2009-2010 Acquarello e intagli, legno, lamiera e specchio 345 x 200 x 550 cm

Fabbricati architettonici dall’estetica minimalista, poveri benché di assoluto rigore compositivo, sorgono furtivamente di notte sulle colline al confine tra Israele e Giordania. Si chiamano outpost e sono costruiti dai giovani israeliani discendenti dei primi coloni, determinati promotori di un “risorgimento ebraico” che affermi la propria legittima presenza in quelle terre. Una sorta di manifesto delle proprie radici, della propria storia, della propria identità. Agglomerati prefabbricati che proclamano con la propria presenza, un diritto di permanenza, stabilità, status.

A queste strutture si richiama la grande installazione architettonica di Pietro Ruffo (Roma, 1978), Nuovo paesaggio italiano (Ravenna- Roma), che unisce all’interno di un unico processo di stratificazione, due corpi maestri, parte di un progetto in itinere di cui ogni parte rappresenta una tappa. La struttura più bassa in legno e metallo, già realizzata per Ravenna si completa in questa occasione con la costruzione di una torre, una sorta di container rovesciato, in lamina e vernice industriale. L’articolata costruzione, una palafitta sollevata da terra di circa un metro, così come nelle originarie abitazioni, lascia spazio sul pavimento della sala all’inattesa apertura di una profonda cavità, che ci invita ad affacciarci verso il basso.

L’idea della voragine, che improvvisamente squarcia il terreno, tocca nell’immaginario dell’artista le paure ancestrali di un mondo spaventoso e ignoto. Ma altrettanto l’idea della ricerca, della memoria, delle fondamenta, delle radici, della millenaria stratificazione tra natura e cultura, in cerca di un eterno equilibrio, di cui la storia è testimone. Un processo nel quale la forza incolta della natura recupera di volta in volta il terreno che le è stato sottratto dall’opera dell’uomo, e che

quindi la civiltà con i suoi residui architettonici è pronta a riaffermare.

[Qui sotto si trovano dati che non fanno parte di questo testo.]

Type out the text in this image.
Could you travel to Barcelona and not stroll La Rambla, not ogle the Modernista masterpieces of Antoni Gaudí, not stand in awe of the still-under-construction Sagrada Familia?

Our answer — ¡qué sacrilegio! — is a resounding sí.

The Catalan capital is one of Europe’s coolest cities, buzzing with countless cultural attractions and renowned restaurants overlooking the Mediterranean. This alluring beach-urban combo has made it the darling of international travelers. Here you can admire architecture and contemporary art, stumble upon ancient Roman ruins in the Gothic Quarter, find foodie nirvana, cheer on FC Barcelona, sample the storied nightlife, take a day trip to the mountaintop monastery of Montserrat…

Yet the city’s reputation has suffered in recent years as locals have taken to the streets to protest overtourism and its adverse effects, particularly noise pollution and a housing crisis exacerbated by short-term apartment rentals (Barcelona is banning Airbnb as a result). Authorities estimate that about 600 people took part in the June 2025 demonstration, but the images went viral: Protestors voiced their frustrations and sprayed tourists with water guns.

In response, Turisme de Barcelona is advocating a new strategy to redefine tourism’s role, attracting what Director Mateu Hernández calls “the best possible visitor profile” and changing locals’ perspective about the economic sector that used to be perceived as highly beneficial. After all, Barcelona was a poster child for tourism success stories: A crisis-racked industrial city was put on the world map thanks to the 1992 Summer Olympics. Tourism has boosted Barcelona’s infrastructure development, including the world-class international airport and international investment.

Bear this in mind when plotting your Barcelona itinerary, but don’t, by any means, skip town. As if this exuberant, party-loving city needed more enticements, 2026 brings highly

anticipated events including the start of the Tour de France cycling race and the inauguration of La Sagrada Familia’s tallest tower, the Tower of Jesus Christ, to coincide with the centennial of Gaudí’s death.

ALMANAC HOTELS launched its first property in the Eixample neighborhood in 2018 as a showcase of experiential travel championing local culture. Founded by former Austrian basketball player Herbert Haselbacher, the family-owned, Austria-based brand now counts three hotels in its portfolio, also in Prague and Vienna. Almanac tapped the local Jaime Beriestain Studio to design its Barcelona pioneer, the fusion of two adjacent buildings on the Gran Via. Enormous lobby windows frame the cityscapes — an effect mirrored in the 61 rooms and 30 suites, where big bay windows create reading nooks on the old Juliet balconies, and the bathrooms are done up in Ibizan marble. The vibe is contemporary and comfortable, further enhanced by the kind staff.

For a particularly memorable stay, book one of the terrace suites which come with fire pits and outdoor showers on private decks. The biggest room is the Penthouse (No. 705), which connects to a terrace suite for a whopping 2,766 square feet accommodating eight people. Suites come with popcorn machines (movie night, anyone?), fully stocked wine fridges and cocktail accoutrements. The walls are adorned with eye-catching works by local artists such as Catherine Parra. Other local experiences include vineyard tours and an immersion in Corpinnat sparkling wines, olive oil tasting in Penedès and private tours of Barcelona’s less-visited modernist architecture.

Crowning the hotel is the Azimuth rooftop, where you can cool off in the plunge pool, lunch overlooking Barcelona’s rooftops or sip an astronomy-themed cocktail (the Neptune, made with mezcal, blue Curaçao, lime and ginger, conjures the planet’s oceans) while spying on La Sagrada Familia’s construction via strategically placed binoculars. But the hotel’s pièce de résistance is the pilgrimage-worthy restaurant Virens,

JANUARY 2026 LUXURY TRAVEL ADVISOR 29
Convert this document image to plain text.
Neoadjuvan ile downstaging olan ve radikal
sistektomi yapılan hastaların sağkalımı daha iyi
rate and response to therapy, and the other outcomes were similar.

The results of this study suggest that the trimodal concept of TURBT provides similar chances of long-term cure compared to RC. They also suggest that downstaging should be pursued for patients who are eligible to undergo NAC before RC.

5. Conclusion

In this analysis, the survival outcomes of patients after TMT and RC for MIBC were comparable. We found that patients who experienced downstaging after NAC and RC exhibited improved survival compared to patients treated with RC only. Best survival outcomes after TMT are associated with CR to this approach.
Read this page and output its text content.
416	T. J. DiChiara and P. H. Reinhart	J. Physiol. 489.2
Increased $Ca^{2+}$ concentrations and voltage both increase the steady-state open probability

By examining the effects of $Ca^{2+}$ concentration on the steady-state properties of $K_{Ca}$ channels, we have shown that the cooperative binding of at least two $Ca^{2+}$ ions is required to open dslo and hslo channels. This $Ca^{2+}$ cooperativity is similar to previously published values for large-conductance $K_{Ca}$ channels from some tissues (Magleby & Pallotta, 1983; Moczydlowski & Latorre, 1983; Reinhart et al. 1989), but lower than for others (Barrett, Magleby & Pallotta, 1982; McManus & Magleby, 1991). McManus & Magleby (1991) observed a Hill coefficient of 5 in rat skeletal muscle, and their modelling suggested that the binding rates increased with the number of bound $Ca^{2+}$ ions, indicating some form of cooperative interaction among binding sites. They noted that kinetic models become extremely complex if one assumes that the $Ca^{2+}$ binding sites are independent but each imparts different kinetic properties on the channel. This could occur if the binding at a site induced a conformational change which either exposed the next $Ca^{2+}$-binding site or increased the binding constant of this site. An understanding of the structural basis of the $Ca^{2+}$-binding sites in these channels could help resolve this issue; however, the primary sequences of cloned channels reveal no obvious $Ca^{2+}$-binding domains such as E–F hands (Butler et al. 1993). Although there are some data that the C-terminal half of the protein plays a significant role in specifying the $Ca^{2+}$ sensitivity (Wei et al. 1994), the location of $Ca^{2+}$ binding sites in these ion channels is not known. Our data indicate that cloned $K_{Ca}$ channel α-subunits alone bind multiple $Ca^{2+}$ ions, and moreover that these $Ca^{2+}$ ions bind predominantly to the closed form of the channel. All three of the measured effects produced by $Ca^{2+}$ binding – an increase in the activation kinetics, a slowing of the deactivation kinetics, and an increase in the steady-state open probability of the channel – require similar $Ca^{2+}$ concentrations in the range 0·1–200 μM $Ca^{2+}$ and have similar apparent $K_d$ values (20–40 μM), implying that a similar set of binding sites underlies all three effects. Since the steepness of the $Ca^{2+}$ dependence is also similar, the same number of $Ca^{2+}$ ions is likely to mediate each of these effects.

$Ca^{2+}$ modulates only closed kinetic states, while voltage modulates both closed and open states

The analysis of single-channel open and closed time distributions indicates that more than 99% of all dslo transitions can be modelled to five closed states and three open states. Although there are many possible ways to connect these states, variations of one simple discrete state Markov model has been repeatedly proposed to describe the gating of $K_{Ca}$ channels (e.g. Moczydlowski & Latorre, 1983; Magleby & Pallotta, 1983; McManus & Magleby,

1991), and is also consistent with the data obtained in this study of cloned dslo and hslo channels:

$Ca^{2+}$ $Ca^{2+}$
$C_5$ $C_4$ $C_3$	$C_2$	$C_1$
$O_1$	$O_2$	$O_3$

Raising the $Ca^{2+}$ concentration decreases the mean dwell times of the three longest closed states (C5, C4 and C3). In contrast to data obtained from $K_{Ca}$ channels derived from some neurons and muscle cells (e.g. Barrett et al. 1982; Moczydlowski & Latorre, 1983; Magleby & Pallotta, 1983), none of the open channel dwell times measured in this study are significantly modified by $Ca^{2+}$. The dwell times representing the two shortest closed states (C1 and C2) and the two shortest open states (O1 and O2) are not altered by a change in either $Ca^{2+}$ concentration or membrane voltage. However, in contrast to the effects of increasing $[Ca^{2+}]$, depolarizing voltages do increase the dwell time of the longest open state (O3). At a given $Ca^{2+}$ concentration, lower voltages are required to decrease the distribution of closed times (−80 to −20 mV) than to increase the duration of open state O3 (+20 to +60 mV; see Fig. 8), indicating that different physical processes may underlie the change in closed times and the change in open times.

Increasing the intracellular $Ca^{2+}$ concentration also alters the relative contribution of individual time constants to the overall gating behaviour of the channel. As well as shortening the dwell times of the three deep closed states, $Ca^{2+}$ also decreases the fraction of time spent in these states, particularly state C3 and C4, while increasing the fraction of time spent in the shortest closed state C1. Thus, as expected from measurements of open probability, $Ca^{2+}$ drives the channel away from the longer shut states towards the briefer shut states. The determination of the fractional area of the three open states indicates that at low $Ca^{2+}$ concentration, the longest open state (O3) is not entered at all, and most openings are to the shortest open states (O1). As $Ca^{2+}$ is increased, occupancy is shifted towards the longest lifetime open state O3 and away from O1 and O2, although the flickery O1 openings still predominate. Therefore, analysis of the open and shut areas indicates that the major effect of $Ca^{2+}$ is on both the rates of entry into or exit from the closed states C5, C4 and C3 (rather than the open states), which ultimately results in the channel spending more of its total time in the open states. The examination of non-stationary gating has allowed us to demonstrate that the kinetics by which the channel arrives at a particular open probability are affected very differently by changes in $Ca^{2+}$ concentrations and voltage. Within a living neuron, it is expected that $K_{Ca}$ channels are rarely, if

L'opera di Pietro Ruffo si costruisce così di continui richiami, citazioni, forme e passaggi, di cui Roma e il Museo stesso sono testimoni, e tocca le corde della memoria collettiva, che rende riconoscibili a tutti le fattezze della Chiesa ravennate di San Vitale, e altrettanto irriconoscibili le forme ignote di un reperto anonimo, un oggetto, un luogo che immerso e divorato dalla natura romana poco racconta se non l’esito di un vissuto.